Fuel cells, the main power suppliers of fuel cell systems, are devices that produce electric energy and water from a chemical reaction of oxygen in the air and hydrogen as fuel.
Hydrogen as the fuel of fuel cell systems is supplied to the anode of the fuel cell from a fuel tank and the air in the atmosphere is supplied directly to the cathode of a fuel cell stack by an air supplier.
The hydrogen supplied to the fuel cell stack is separated into hydrogen ions and electrons, the separated hydrogen ions flow to the cathode through an electrolyte membrane, and the oxygen supplied to the cathode produces water and generates electric energy by bonding with the electrons flowing into the cathode through an external conducting wire.
The fuel cell stack is formed by stacking in series unit cells generating voltage of around 1V in accordance with operation conditions, and when even one of the cells fails to achieve its normal performance, it causes output reduction of the entire stack. Accordingly, it is determined whether there is a problem by measuring the voltage of the unit cells while the fuel cell stack operates, with a voltage measuring device in contact with a portion of a bipolar plate.

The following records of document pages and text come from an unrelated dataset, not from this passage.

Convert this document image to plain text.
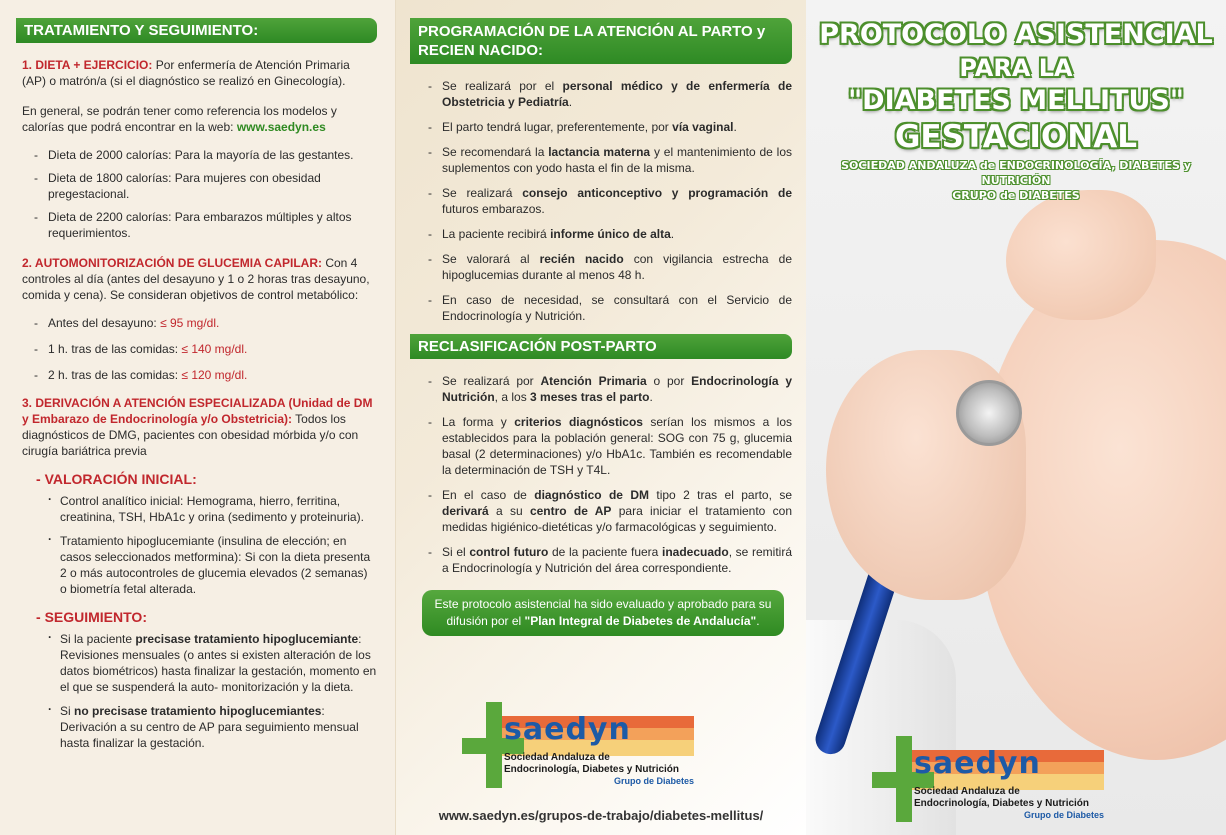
TRATAMIENTO Y SEGUIMIENTO:

1. DIETA + EJERCICIO: Por enfermería de Atención Primaria (AP) o matrón/a (si el diagnóstico se realizó en Ginecología).

En general, se podrán tener como referencia los modelos y calorías que podrá encontrar en la web: www.saedyn.es

- Dieta de 2000 calorías: Para la mayoría de las gestantes.
- Dieta de 1800 calorías: Para mujeres con obesidad pregestacional.
- Dieta de 2200 calorías: Para embarazos múltiples y altos requerimientos.

2. AUTOMONITORIZACIÓN DE GLUCEMIA CAPILAR: Con 4 controles al día (antes del desayuno y 1 o 2 horas tras desayuno, comida y cena). Se consideran objetivos de control metabólico:

- Antes del desayuno: ≤ 95 mg/dl.
- 1 h. tras de las comidas: ≤ 140 mg/dl.
- 2 h. tras de las comidas: ≤ 120 mg/dl.

3. DERIVACIÓN A ATENCIÓN ESPECIALIZADA (Unidad de DM y Embarazo de Endocrinología y/o Obstetricia): Todos los diagnósticos de DMG, pacientes con obesidad mórbida y/o con cirugía bariátrica previa

- VALORACIÓN INICIAL:
· Control analítico inicial: Hemograma, hierro, ferritina, creatinina, TSH, HbA1c y orina (sedimento y proteinuria).
· Tratamiento hipoglucemiante (insulina de elección; en casos seleccionados metformina): Si con la dieta presenta 2 o más autocontroles de glucemia elevados (2 semanas) o biometría fetal alterada.
- SEGUIMIENTO:
· Si la paciente precisase tratamiento hipoglucemiante: Revisiones mensuales (o antes si existen alteración de los datos biométricos) hasta finalizar la gestación, momento en el que se suspenderá la auto- monitorización y la dieta.
· Si no precisase tratamiento hipoglucemiantes: Derivación a su centro de AP para seguimiento mensual hasta finalizar la gestación.
PROGRAMACIÓN DE LA ATENCIÓN AL PARTO y RECIEN NACIDO:
- Se realizará por el personal médico y de enfermería de Obstetricia y Pediatría.
- El parto tendrá lugar, preferentemente, por vía vaginal.
- Se recomendará la lactancia materna y el mantenimiento de los suplementos con yodo hasta el fin de la misma.
- Se realizará consejo anticonceptivo y programación de futuros embarazos.
- La paciente recibirá informe único de alta.
- Se valorará al recién nacido con vigilancia estrecha de hipoglucemias durante al menos 48 h.
- En caso de necesidad, se consultará con el Servicio de Endocrinología y Nutrición.
RECLASIFICACIÓN POST-PARTO
- Se realizará por Atención Primaria o por Endocrinología y Nutrición, a los 3 meses tras el parto.
- La forma y criterios diagnósticos serían los mismos a los establecidos para la población general: SOG con 75 g, glucemia basal (2 determinaciones) y/o HbA1c. También es recomendable la determinación de TSH y T4L.
- En el caso de diagnóstico de DM tipo 2 tras el parto, se derivará a su centro de AP para iniciar el tratamiento con medidas higiénico-dietéticas y/o farmacológicas y seguimiento.
- Si el control futuro de la paciente fuera inadecuado, se remitirá a Endocrinología y Nutrición del área correspondiente.
Este protocolo asistencial ha sido evaluado y aprobado para su difusión por el "Plan Integral de Diabetes de Andalucía".
saedyn
Sociedad Andaluza de
Endocrinología, Diabetes y Nutrición
Grupo de Diabetes
www.saedyn.es/grupos-de-trabajo/diabetes-mellitus/
PROTOCOLO ASISTENCIAL
PARA LA
"DIABETES MELLITUS"
GESTACIONAL
SOCIEDAD ANDALUZA de ENDOCRINOLOGÍA, DIABETES y NUTRICIÓN
GRUPO de DIABETES
saedyn
Sociedad Andaluza de
Endocrinología, Diabetes y Nutrición
Grupo de Diabetes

The voltage measuring device includes sensing units that measure voltage, and a terminal guide is disposed between the sensing units, and thus prevents a short-circuit between the sensing units, and allows the terminal of the bipolar plate and the sensing units to be uniformly inserted when the voltage measuring device is combined with the bipolar plate.
Recently, however, the opening direction of fuel cells is set in a way of reducing the cell pitch and the thickness of the material for the bipolar plate in order to improve the power density of stacks.
Although the thickness of the terminal guide in the voltage measuring device is supposed to be reduced as much as the cell pitch is reduced, at present, there is a technical limitation on reducing the thickness of the terminal guide.
Further, the bending resistance rapidly decreases with the reduction of the thickness of the bipolar plate, so it is more difficult to keep the gap between the terminals of the bipolar plate constant and the terminals of the bipolar plate are damaged by external force when the voltage measuring device is combined.
Therefore, there is a need for a technology that can keep the gap between the terminals of a bipolar plate constant even if the cell pitch and the thickness of the bipolar plate are decreased and that prevents the terminals of the bipolar plate from easily deforming due to external force or shock when a voltage measuring device is combined.
The description provided above as a related art of the present inventive concept is just for helping in understanding the background of the present inventive concept and should not be construed as being included in the related art known by those skilled in the art.